The pope, who will step down Thursday evening, gave his final Sunday blessing from his studio window to the cheers of tens of thousands of people packing St. Peter’s Square, but sought to reassure the faithful that he wasn’t abandoning the church by retiring to spend his final years in prayer.

While the 85-year-old pontiff has lately looked tired and frail, the crowd filling the cobblestone square seemed to energize him, and he spoke in a strong voice, repeatedly thanking the faithful for their closeness and affection.

Benedict told the crowd that God is calling him to dedicate himself ‘‘even more to prayer and meditation,’’ which he will do in a monastery being renovated for him in Vatican City.

‘‘But this doesn’t mean abandoning the church,’’ the pope said. “I can continue to serve it with the same dedication and the same love which I have tried to do so until now, but in a way more suitable to my age and to my strength.’’

The allegations against O’Brien surfaced a week after the church became the focus of fresh leaks in the Italian press, which cited an internal Vatican report as detailing the existence of a gay lobby inside the institution that was subject to outside blackmail.
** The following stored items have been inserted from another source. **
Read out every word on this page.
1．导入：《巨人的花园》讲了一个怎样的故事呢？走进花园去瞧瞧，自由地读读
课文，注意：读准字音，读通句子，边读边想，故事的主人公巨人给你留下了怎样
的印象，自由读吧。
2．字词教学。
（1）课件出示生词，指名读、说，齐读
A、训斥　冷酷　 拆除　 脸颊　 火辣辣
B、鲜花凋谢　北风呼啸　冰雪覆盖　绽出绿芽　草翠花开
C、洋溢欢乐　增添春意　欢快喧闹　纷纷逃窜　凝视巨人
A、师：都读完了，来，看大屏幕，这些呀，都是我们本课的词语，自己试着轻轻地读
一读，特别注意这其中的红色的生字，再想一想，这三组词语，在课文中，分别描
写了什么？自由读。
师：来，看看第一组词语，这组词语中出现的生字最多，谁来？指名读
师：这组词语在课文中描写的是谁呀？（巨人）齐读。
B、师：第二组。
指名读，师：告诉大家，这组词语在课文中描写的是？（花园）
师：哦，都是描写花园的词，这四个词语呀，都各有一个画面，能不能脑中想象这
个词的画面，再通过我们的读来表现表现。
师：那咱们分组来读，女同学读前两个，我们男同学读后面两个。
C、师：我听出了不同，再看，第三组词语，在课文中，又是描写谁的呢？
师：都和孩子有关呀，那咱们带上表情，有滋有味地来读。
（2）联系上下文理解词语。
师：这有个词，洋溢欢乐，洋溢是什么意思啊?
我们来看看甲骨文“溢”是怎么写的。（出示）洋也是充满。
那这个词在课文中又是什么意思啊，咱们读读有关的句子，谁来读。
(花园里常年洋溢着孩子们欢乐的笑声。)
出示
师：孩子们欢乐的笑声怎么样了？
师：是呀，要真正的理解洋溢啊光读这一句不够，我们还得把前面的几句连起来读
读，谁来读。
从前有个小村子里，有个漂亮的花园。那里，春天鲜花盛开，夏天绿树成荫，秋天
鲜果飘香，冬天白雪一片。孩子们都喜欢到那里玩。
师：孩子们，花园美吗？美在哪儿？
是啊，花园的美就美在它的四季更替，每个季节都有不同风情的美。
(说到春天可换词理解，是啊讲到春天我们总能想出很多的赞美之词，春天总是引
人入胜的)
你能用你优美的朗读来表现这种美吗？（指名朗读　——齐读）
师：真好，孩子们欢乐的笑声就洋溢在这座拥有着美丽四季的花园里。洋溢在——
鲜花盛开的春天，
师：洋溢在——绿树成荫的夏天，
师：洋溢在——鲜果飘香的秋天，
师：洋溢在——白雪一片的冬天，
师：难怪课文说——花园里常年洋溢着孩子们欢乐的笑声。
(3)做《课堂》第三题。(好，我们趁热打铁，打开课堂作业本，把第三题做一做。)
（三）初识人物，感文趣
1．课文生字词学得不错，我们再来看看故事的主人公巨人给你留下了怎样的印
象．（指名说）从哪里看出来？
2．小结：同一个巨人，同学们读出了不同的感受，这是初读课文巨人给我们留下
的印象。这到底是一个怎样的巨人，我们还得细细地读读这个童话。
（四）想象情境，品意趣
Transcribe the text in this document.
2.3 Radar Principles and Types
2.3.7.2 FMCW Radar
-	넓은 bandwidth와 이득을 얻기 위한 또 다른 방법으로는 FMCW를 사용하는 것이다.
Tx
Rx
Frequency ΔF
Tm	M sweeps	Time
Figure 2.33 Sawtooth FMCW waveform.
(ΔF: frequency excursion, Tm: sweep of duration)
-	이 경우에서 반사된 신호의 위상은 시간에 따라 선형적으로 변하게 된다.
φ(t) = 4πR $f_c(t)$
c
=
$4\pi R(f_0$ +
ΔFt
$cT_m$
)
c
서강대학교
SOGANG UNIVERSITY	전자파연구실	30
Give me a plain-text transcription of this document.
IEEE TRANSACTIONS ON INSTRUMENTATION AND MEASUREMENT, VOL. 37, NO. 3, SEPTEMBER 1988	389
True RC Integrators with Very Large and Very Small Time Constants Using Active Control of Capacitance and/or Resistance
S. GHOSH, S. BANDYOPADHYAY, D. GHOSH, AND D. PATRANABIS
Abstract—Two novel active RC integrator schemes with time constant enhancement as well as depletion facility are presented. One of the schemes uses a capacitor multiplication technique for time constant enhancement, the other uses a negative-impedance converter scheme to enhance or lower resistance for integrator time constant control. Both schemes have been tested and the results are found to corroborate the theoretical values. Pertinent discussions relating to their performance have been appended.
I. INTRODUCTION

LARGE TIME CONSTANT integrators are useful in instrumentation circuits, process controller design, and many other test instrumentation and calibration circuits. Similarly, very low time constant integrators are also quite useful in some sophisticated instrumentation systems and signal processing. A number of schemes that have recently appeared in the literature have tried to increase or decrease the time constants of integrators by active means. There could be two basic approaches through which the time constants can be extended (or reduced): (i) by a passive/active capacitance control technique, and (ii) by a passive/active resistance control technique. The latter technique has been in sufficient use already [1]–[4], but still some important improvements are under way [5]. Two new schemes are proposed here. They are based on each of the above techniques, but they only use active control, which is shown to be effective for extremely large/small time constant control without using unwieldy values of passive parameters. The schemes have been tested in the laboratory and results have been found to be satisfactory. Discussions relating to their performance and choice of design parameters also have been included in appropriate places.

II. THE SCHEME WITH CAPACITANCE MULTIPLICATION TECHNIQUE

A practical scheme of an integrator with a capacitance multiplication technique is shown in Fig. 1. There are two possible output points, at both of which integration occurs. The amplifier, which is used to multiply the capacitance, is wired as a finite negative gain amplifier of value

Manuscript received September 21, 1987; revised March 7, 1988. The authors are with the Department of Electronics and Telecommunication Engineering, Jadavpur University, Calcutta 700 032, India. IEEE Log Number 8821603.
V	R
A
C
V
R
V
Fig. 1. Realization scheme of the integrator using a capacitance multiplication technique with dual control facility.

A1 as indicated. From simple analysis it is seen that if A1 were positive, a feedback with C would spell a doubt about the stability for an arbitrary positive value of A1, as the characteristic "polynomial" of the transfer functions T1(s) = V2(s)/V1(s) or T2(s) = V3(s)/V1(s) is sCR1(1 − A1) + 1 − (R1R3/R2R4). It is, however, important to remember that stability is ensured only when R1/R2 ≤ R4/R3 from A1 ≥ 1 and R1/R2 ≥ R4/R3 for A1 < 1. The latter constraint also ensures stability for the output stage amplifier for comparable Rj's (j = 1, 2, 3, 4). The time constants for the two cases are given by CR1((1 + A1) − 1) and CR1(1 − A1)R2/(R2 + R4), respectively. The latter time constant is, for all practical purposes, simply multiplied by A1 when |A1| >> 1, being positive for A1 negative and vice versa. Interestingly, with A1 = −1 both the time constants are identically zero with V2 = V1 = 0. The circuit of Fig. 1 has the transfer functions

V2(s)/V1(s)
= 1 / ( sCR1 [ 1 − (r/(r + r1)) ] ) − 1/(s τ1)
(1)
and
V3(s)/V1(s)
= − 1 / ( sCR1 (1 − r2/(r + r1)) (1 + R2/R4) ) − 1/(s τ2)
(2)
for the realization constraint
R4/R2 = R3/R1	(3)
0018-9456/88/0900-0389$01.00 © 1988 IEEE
Responding to the reports, the Vatican’s Secretariat of State chided the media for ‘‘widespread distribution of often unverified, unverifiable, or completely false news stories that cause serious damage to persons and institutions.’’

In Britain, however, the Observer report was considered additionally explosive because of O’Brien’s public stance on homosexuality. Last year, O’Brien decried the campaign to legalize same-sex marriage here as a ‘‘grotesque subversion of a universally accepted human right.’’

He has described homosexuality as immoral and was singled out by the gay advocacy group Stonewall for a 2012 ‘‘bigot of the year’’ award.

Allies of O’Brien, however, were quick to defend him, saying judgment should be reserved until a full airing of the facts. ‘‘These allegations have not been proved in any way,’’ Cardinal Cormac Murphy-O’Connor, former archbishop of Westminster, said. ‘‘So I think he will have to decide whether he goes or not’’ to the conclave. ‘‘We must listen first of all to what he has to say.’’

The Observer’s report did not specify the extent to which the alleged encounters were consensual or ultimately resulted in sexual acts. None of the four men were named, and they could not be independently reached.

The paper said the men recently reported their claims to the Vatican emissary in London with the aid of an intermediary from their diocese in the week before the pope’s resignation.

The move appeared pegged to O’Brien’s planned retirement next month. The men were demanding O’Brien’s immediate resignation and apparently went public in an effort to block the cardinal from taking part of the papal conclave.